CAPE CANAVERAL, Fla. • After beating bone cancer, Hayley Arceneaux figures rocketing into orbit on SpaceX’s first private flight should be a piece of cosmic cake.
St. Jude Children’s Research Hospital said Monday that the 29-year-old physician assistant — a former patient hired last spring — will launch this year alongside a billionaire who’s using his purchased spaceflight as a charitable fundraiser.
Arceneaux will become the youngest American in space — beating NASA record-holder Sally Ride by over two years — when she blasts off this fall with entrepreneur Jared Isaacman and two yet-to-be-chosen contest winners. She’ll also be the first to launch with a prosthesis. When she was 10, she had surgery at St. Jude to replace her knee and get a titanium rod in her left thigh bone.
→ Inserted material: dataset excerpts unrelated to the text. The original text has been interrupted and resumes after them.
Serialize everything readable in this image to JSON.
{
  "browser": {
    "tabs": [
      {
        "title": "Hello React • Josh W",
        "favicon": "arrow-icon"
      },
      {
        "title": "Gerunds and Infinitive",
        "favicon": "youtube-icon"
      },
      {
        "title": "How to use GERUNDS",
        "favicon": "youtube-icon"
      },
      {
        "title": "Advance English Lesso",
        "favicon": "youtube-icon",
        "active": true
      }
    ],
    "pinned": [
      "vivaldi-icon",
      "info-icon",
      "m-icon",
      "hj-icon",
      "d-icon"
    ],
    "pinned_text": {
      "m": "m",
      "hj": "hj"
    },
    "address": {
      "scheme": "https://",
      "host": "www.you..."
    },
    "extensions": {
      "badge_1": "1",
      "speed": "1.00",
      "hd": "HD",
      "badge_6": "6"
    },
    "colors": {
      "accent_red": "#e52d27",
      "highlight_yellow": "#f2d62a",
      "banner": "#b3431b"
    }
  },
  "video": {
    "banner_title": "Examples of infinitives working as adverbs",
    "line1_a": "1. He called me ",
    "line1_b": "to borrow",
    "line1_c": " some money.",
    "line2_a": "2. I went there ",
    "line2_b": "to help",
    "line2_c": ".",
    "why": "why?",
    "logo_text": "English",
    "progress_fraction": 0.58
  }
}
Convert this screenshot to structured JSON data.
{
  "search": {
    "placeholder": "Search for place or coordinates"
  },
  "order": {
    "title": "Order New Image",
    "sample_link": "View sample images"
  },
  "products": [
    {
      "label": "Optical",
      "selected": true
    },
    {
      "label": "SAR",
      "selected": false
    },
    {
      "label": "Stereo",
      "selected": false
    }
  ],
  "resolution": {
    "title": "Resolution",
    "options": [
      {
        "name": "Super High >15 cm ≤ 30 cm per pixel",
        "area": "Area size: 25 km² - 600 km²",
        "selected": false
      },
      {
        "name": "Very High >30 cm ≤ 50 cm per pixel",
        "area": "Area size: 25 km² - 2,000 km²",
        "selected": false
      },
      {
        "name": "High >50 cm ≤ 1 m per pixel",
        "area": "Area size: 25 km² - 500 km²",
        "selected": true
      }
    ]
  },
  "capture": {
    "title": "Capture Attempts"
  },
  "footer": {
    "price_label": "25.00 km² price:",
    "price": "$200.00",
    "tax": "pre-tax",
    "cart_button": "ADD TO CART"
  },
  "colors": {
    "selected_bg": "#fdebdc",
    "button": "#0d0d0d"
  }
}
She still limps and suffers occasional leg pain, but has been cleared for flight by SpaceX. She’ll serve as the crew’s medical officer.
“My battle with cancer really prepared me for space travel,” Arceneaux said in an interview. “It made me tough, and then also I think it really taught me to expect the unexpected and go along for the ride.”
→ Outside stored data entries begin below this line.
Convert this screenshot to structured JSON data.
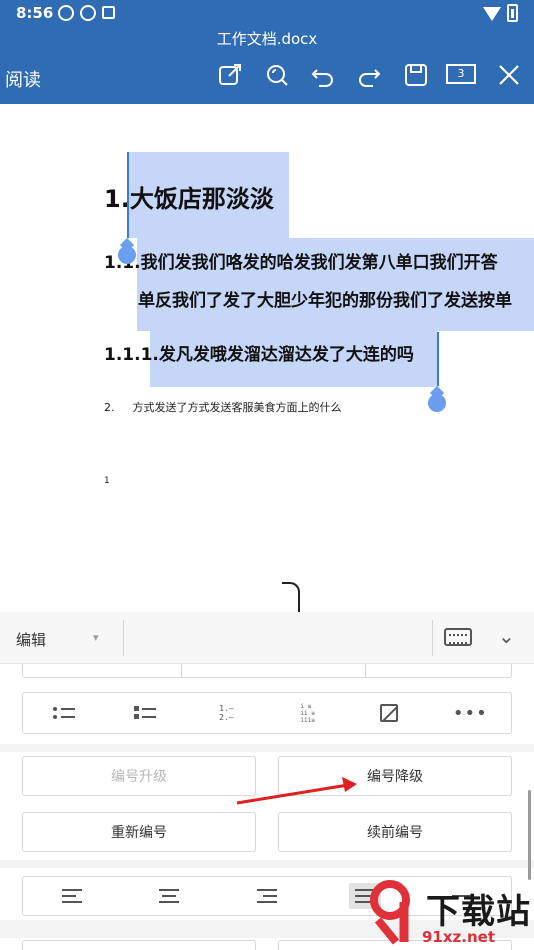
{
  "status_bar": {
    "time": "8:56"
  },
  "title_bar": {
    "document_title": "工作文档.docx",
    "read_mode_label": "阅读",
    "page_count": "3",
    "tools": [
      "edit-icon",
      "search-icon",
      "undo-icon",
      "redo-icon",
      "save-icon",
      "page-count",
      "close-icon"
    ]
  },
  "document": {
    "heading1": "1.大饭店那淡淡",
    "heading2_line1": "1.1.我们发我们咯发的哈发我们发第八单口我们开答",
    "heading2_line2": "单反我们了发了大胆少年犯的那份我们了发送按单",
    "heading3": "1.1.1.发凡发哦发溜达溜达发了大连的吗",
    "list_item_number": "2.",
    "list_item_text": "方式发送了方式发送客服美食方面上的什么",
    "page_marker": "1"
  },
  "panel": {
    "mode_label": "编辑",
    "list_styles": [
      "bullet-list-icon",
      "square-bullet-list-icon",
      "numbered-list-icon",
      "multilevel-list-icon",
      "no-list-icon",
      "more-icon"
    ],
    "buttons": {
      "promote": "编号升级",
      "demote": "编号降级",
      "restart": "重新编号",
      "continue": "续前编号"
    },
    "align_options": [
      "align-left-icon",
      "align-center-icon",
      "align-right-icon",
      "align-justify-icon",
      "distributed-icon"
    ]
  },
  "watermark": {
    "text": "下载站",
    "url": "91xz.net"
  },
  "colors": {
    "title_bar": "#2f6cb3",
    "selection": "#c5d6f8",
    "selection_handle": "#6c9ef0",
    "annotation_arrow": "#e02020"
  }
}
She wants to show her young patients and other cancer survivors that “the sky is not even the limit anymore.”
“It’s going to mean so much to these kids to see a survivor in space,” she said.
Isaacman announced his space mission Feb. 1, pledging to raise $200 million for St. Jude, half of that his own contribution. As the flight’s self-appointed commander, he offered one of the four SpaceX Dragon capsule seats to St. Jude. Without alerting the staff, St. Jude chose Arceneaux from among the “scores” of hospital and fundraising employees who had once been patients and could represent the next generation, said Rick Shadyac, president of St. Jude’s fundraising organization.
Arceneaux was at home in Memphis, Tenn., when she got the “out of the blue” call in January asking if she’d represent St. Jude in space. Her response: “Yes! Yes! Please!” But first she wanted to run it past her mother in St. Francisville, La. (Her father died of kidney cancer in 2018.)
Next she reached out to her brother and sister-in-law, both of them aerospace engineers, who “reassured me how safe space travel is.”